Holmes’s decision to testify was unusual, but the defense itself was not. Prosecutors had amassed evidence that Theranos was an elaborate fraud, that major aspects of the business had been misrepresented with Holmes’s awareness and direct involvement, and that those misrepresentations actually mattered to at least some investors. The best defense left was that Holmes did not intend to mislead anyone, and she appears to have gone some if not all the way in persuading jurors of this.

The judge scheduled a conference next week to address the three counts on which the jury could not reach a verdict. The government could in theory attempt to retry Holmes on those counts, but that is highly unlikely. The next battle will be the sentencing, likely followed by an appeal and a dispute about whether Holmes can remain out of prison until the appeals court weighs in — which, in the Ninth Circuit, where Holmes was tried, typically takes about a year.

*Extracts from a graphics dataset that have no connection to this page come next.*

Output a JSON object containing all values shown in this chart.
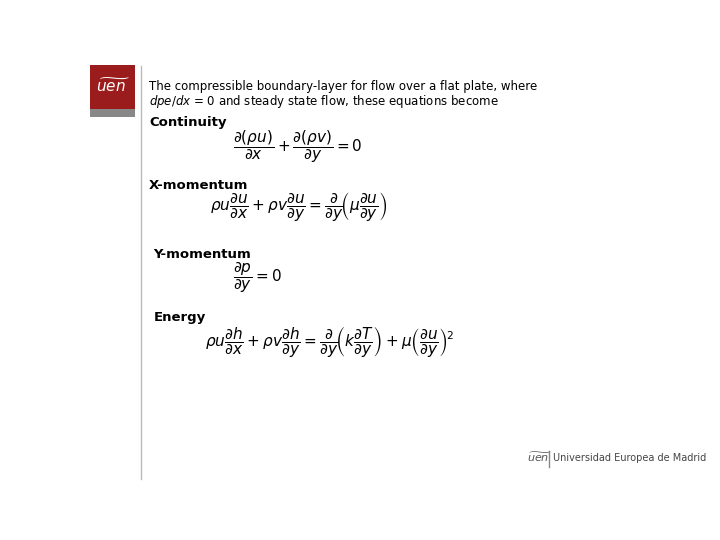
{
  "slide_bg": "#ffffff",
  "logo_red": "#9B1C1C",
  "logo_gray": "#888888",
  "title_line1": "The compressible boundary-layer for flow over a flat plate, where",
  "title_line2_normal": " = 0 and steady state flow, these equations become",
  "section_continuity": "Continuity",
  "section_xmom": "X-momentum",
  "section_ymom": "Y-momentum",
  "section_energy": "Energy",
  "footer_text": "Universidad Europea de Madrid",
  "text_color": "#000000",
  "footer_color": "#444444"
}
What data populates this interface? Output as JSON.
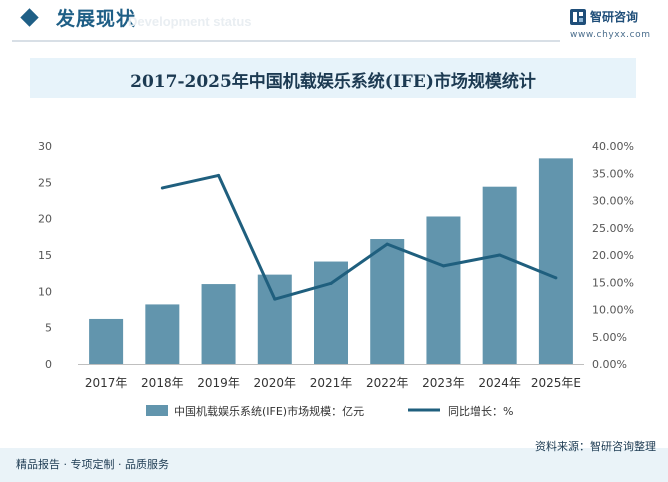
{
  "header": {
    "section_title": "发展现状",
    "ghost_text": "Development status"
  },
  "brand": {
    "name": "智研咨询",
    "url": "www.chyxx.com",
    "logo_icon": "chyxx-logo-icon"
  },
  "chart_data": {
    "type": "bar",
    "title": "2017-2025年中国机载娱乐系统(IFE)市场规模统计",
    "categories": [
      "2017年",
      "2018年",
      "2019年",
      "2020年",
      "2021年",
      "2022年",
      "2023年",
      "2024年",
      "2025年E"
    ],
    "series": [
      {
        "name": "中国机载娱乐系统(IFE)市场规模：亿元",
        "type": "bar",
        "axis": "left",
        "color": "#6295ad",
        "values": [
          6.2,
          8.2,
          11.0,
          12.3,
          14.1,
          17.2,
          20.3,
          24.4,
          28.3
        ]
      },
      {
        "name": "同比增长：%",
        "type": "line",
        "axis": "right",
        "color": "#1f5f7e",
        "values": [
          null,
          32.3,
          34.6,
          11.9,
          14.8,
          22.0,
          18.0,
          20.0,
          15.8
        ]
      }
    ],
    "y_left": {
      "min": 0,
      "max": 30,
      "ticks": [
        "0",
        "5",
        "10",
        "15",
        "20",
        "25",
        "30"
      ]
    },
    "y_right": {
      "min": 0,
      "max": 40,
      "ticks": [
        "0.00%",
        "5.00%",
        "10.00%",
        "15.00%",
        "20.00%",
        "25.00%",
        "30.00%",
        "35.00%",
        "40.00%"
      ]
    },
    "grid": false,
    "legend_position": "bottom"
  },
  "footer": {
    "left_text": "精品报告 · 专项定制 · 品质服务",
    "source_text": "资料来源：智研咨询整理"
  }
}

Usually, it is not particularly helpful to note the statutory maximum sentence available in a particular case — in this case, 20 years — since the sentencing guidelines that are supposed to guide the federal courts rely on a complex set of case-specific factors and considerations, and it is rare for them to generate a recommendation in a fraud case that is actually close to the statutory max. This case may prove different given the extraordinary amount of money investors (victims) put in — about $945 million — which is usually the main driver of sentences in fraud cases. Still, the judge’s ultimate decision may prove complicated with considerations that Holmes is a first-time offender, her conduct was not unique among her peers, and the jury rejected (or otherwise could not resolve) significant parts of the government’s case.

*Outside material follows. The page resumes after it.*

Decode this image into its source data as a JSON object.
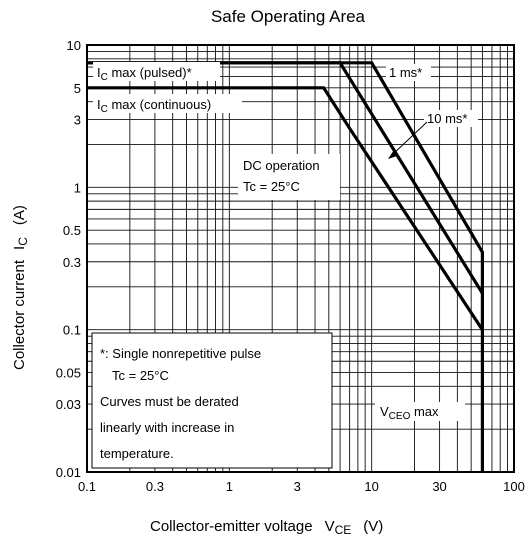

Following the proceeding from afar, the whole affair has been a largely guiltless indulgence, particularly striking at a time when we are very short on those in the law and elsewhere in the country. It helped that no one actually died or suffered a serious physical injury as a result of Holmes’s conduct and that the ultrarich investors who did the bare minimum to protect themselves — and in some cases, even less than that — are not a terribly sympathetic lot. Ultimately, the verdict confirmed perhaps the surest thing about Holmes herself: In the end, she never fails to surprise.